Stuck in traffic on Broadway near City Hall — like any other car in lower Manhattan on a hot August morning — is an ordinary-looking bright blue and white Toyota Prius.
That is, until it pulls up and you see the words “I measure air quality” written on the driver’s side door.
The car is sucking in air through clear plastic tubes that run through the rear window and into a little mobile laboratory arranged neatly like catalog luggage in the trunk.
For the next year, more than 20 of these labs on wheels will be deployed in a pilot program run by the New York State Department of Environmental Conservation. The fleet is part of a statewide campaign to reduce greenhouse gas emissions locally and improve urban air quality in accordance with state climate laws, which require enhanced air monitoring.

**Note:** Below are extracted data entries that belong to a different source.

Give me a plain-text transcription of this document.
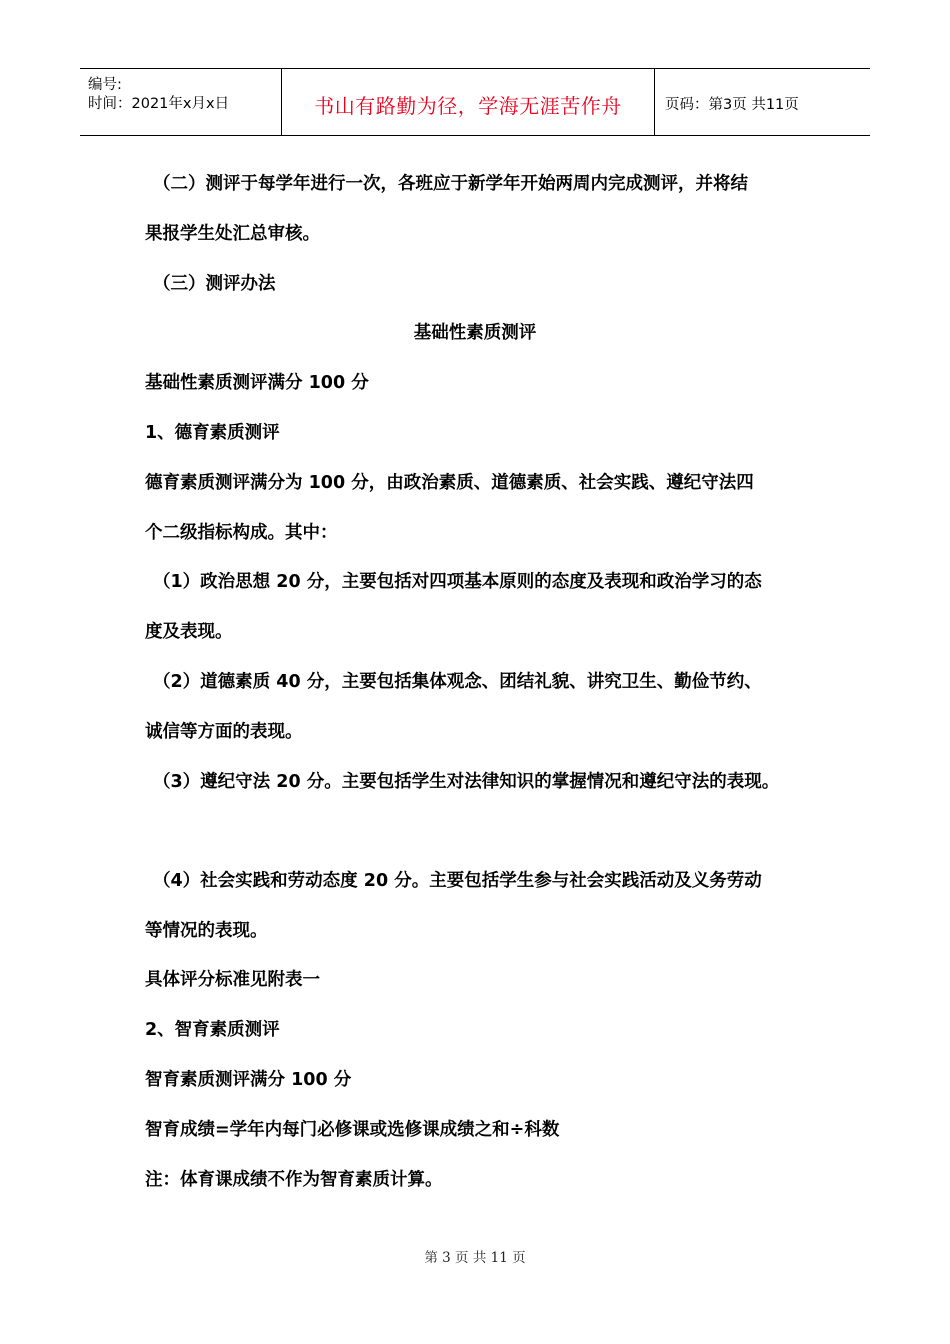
编号:
时间：2021年x月x日	书山有路勤为径，学海无涯苦作舟	页码：第3页 共11页
（二）测评于每学年进行一次，各班应于新学年开始两周内完成测评，并将结
果报学生处汇总审核。
（三）测评办法
基础性素质测评
基础性素质测评满分 100 分
1、德育素质测评
德育素质测评满分为 100 分，由政治素质、道德素质、社会实践、遵纪守法四
个二级指标构成。其中：
（1）政治思想 20 分，主要包括对四项基本原则的态度及表现和政治学习的态
度及表现。
（2）道德素质 40 分，主要包括集体观念、团结礼貌、讲究卫生、勤俭节约、
诚信等方面的表现。
（3）遵纪守法 20 分。主要包括学生对法律知识的掌握情况和遵纪守法的表现。
（4）社会实践和劳动态度 20 分。主要包括学生参与社会实践活动及义务劳动
等情况的表现。
具体评分标准见附表一
2、智育素质测评
智育素质测评满分 100 分
智育成绩=学年内每门必修课或选修课成绩之和÷科数
注：体育课成绩不作为智育素质计算。
第 3 页 共 11 页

“Right now, we measure temperature, black carbon, carbon dioxide, humidity, pressure, ozone, nitrous oxide, nitrogen dioxide, carbon monoxide, fine particulate matter…,” said the car’s driver Ramses Diaz, listing some of the pollutants and metrics they record as he cruises through downtown. The vehicle can quantify about 20 different emissions.
Target areas include Manhattan, the Bronx, Albany and Buffalo/Niagara. Within a year, people living in these places will be able to go online and find their homes and workplaces, and see what kind of air they are breathing when they walk out the door. While regulations on heating oil and other pollutants have led to markedly cleaner air in cities than in decades past, environmental leaders say there’s much work yet to be done.
“There are holdouts — areas of extreme pollution,” said Basil Seggos, the DEC commissioner. “Really the purpose of going down to the street level is to find out what people are breathing on the street, in their homes, in their backyards, and then use that data ultimately to drive better decision-making.”